近代の文学者だって、じぶんたちのやってることは「和漢朗詠集」とどう違うのかぐらいは頭にひっかかっていたとみるべきであるが、前近代の世界おいて、上のようなエピソード自体には和漢の亀裂はなさそうにみえる。いや、いまだってそれほどありえなくはない。亀裂を意識するとき、我々はどこかしら人間でなくなっているのである。今日は、中山淳雄氏の『推しエコノミー』を斜め読んだあと、人間世界から離れた気がしたので、古荘匡義氏の綱島梁川論で勉強した。人間から離れているのは綱島梁川のほうのような気がするのに、印象は逆である。思うに、「推し」は亀裂そのものの逃避からの逃避であって、綱島のほうがまだ不合理の合理を行っているだけ人間であろうとしている感じなのである。

裸の猫が春の庭に寝て

近代はなにか表象というか映像というか、何者かに欺されているような世界であるが、センスのいい人にかかるとそうでもない。永井荷風の「おもかげ」を眺めているといい本だなあと思う。写真の使い方の上手さは安部公房並みではなかろうか。写真と言えば、安井仲治写真集もよかった。写真はどこかしら人間であることを成し遂げている。

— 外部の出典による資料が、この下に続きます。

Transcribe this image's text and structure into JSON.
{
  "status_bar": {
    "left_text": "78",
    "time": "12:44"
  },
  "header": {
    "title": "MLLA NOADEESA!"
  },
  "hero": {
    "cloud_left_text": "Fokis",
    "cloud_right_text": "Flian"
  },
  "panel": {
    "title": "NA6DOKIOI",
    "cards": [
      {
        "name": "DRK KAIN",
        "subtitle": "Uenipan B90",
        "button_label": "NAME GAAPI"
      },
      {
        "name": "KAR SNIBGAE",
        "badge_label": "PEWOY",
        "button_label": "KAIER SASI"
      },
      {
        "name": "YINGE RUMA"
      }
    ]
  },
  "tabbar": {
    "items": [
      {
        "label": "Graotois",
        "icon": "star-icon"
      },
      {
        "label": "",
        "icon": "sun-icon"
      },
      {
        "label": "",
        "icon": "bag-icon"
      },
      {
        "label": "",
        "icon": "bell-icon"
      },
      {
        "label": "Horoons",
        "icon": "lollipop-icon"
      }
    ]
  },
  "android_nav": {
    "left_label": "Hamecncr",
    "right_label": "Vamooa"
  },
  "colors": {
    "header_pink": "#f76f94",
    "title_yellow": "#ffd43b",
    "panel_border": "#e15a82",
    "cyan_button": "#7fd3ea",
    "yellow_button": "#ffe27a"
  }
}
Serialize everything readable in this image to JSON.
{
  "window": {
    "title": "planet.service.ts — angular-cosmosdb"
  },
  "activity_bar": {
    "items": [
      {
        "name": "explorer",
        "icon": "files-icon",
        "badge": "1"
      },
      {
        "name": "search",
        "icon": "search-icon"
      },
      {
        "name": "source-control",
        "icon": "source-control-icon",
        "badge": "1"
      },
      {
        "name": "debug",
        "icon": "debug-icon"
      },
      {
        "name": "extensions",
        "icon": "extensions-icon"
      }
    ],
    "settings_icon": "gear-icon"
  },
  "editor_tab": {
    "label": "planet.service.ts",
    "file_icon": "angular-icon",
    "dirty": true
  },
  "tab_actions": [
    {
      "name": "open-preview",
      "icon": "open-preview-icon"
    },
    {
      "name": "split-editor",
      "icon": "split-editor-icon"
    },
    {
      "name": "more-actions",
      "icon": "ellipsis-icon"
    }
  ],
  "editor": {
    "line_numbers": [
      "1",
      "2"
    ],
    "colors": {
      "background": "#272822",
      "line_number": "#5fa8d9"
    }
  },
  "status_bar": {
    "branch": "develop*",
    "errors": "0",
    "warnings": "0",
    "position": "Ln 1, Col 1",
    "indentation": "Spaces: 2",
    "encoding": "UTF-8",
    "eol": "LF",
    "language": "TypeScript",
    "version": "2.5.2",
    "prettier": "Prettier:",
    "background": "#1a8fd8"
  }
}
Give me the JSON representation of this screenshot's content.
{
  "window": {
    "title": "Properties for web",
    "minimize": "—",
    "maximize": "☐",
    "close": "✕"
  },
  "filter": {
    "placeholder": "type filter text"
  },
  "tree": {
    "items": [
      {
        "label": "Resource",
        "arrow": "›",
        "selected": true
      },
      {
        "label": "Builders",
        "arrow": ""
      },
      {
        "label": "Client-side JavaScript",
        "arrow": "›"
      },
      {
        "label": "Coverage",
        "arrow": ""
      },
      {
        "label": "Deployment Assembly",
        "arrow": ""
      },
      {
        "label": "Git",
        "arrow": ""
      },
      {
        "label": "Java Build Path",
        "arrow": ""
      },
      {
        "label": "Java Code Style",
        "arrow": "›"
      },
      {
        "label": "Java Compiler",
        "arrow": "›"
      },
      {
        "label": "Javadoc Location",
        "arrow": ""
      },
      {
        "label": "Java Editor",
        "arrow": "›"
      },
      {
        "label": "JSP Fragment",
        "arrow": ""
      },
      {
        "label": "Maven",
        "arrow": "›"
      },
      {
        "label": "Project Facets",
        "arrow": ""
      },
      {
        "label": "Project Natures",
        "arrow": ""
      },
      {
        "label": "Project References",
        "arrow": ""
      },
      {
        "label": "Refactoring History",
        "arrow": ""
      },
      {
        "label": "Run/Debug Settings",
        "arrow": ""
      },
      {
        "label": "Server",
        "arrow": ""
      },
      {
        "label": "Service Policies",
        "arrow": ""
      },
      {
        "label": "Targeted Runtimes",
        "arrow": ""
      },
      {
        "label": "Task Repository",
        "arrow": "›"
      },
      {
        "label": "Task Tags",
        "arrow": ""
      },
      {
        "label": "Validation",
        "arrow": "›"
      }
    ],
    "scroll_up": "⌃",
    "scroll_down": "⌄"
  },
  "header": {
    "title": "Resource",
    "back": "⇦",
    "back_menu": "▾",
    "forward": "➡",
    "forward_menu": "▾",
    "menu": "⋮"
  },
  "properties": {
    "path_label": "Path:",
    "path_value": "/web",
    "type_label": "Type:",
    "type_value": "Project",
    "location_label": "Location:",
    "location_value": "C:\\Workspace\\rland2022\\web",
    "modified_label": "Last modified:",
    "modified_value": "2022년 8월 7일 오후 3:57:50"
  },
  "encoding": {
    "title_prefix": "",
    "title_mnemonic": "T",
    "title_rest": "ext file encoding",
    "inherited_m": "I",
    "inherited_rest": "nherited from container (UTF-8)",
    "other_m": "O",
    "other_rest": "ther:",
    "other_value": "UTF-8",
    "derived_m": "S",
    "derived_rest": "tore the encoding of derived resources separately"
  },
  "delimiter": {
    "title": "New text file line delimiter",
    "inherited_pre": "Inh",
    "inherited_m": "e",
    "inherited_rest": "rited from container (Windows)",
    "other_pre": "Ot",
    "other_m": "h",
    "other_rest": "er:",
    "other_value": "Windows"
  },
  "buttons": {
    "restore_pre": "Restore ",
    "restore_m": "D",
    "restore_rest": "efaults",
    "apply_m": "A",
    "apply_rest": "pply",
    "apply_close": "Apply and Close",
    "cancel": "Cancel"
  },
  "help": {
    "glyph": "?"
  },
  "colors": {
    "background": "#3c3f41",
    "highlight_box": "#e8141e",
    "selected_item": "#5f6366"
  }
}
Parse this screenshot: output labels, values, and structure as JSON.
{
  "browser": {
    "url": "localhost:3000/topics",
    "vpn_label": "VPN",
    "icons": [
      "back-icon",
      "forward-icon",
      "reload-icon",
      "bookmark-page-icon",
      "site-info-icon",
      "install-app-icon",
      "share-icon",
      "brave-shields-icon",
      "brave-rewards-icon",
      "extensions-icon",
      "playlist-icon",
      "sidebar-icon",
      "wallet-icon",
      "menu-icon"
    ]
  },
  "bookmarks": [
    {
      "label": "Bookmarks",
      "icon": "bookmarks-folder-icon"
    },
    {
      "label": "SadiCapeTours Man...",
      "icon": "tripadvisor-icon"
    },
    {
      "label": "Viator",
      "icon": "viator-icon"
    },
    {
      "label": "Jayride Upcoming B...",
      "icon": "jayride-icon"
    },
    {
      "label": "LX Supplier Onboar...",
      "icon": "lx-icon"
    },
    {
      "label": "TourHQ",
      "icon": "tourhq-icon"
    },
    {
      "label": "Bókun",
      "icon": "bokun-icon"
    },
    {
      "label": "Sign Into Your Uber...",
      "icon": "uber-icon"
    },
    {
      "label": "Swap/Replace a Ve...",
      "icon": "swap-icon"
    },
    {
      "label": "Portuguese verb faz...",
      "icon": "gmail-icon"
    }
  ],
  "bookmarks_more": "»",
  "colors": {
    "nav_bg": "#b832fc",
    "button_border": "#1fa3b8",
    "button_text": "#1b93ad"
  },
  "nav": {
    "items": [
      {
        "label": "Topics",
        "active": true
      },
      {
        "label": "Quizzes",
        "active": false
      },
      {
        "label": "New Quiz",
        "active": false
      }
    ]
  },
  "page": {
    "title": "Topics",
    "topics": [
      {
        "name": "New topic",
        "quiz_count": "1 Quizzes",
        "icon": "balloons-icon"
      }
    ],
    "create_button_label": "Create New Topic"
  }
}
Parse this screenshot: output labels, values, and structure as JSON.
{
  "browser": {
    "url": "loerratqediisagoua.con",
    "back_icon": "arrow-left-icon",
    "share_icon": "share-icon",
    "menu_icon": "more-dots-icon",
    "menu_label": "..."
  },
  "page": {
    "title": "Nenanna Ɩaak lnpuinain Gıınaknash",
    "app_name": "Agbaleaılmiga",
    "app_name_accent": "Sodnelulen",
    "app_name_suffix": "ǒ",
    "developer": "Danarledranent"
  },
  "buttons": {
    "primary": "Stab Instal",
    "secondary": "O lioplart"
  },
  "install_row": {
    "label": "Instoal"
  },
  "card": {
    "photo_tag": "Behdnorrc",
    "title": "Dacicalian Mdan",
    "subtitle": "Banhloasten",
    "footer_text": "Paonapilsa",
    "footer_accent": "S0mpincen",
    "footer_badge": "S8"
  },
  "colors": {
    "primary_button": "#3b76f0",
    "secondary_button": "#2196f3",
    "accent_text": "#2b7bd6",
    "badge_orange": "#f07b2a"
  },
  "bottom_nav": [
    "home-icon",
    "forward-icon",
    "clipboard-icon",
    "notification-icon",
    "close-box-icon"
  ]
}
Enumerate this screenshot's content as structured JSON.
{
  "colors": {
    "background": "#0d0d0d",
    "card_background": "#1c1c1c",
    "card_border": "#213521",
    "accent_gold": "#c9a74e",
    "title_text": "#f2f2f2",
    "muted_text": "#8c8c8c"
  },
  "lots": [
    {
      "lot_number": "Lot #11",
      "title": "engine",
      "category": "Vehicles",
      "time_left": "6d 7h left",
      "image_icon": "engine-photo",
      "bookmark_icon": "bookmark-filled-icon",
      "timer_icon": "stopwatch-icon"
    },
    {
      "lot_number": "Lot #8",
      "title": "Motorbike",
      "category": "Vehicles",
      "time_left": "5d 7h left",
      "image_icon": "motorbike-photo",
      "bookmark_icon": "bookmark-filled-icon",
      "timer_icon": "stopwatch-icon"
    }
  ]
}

我々は事象と人間の一致、――当事者性とかいう言葉を手に入れてある種人間ではなくなった。それに、当事者といってもそれは幇間の当事者性だろとしかいいようのないものも多々あり、そのひとを実際によくみてみないと分からないことが多すぎる。ようするにこれは、和漢の亀裂と一緒で偽の亀裂なのだ。批評の用語もしばしば亀裂をつくる。例えば、星座は批評の用語としても使われたりするのであるが、星座は、そもそも見えている空の広さと狭さを忘れさせるところがある。香川の空は広いからオリオン座は小さい。それよりも大きい星座の存在がおもしろい。

木曽ではそもそもオリオンが山に立っており、他は頭を山の中にツッコんでいた。

細と苺大福食ったから春だし今日はサラダ記念日

テレビではお花見のニュースを延々ながしていた。そんなに飲みたいのなら百日草なんかうえれば半年はお花見で飲めるぜと思った。江戸の植木屋さんたちは、一所懸命うえた桜の樹がこんなに大騒ぎになってるとは思いも寄らなかったに違いない。

山桜というものは、必ず花と葉が一緒に出るのです。諸君はこのごろ染井吉野という種類の桜しか見ていないから、桜は花が先に咲いて、あとから緑の葉っぱが出ると思っているでしょう。あれは桜でも一番低級な桜なのです(小林秀雄)

蛙さんが庭の春で目覚めたから如雨露で水かけてあげた。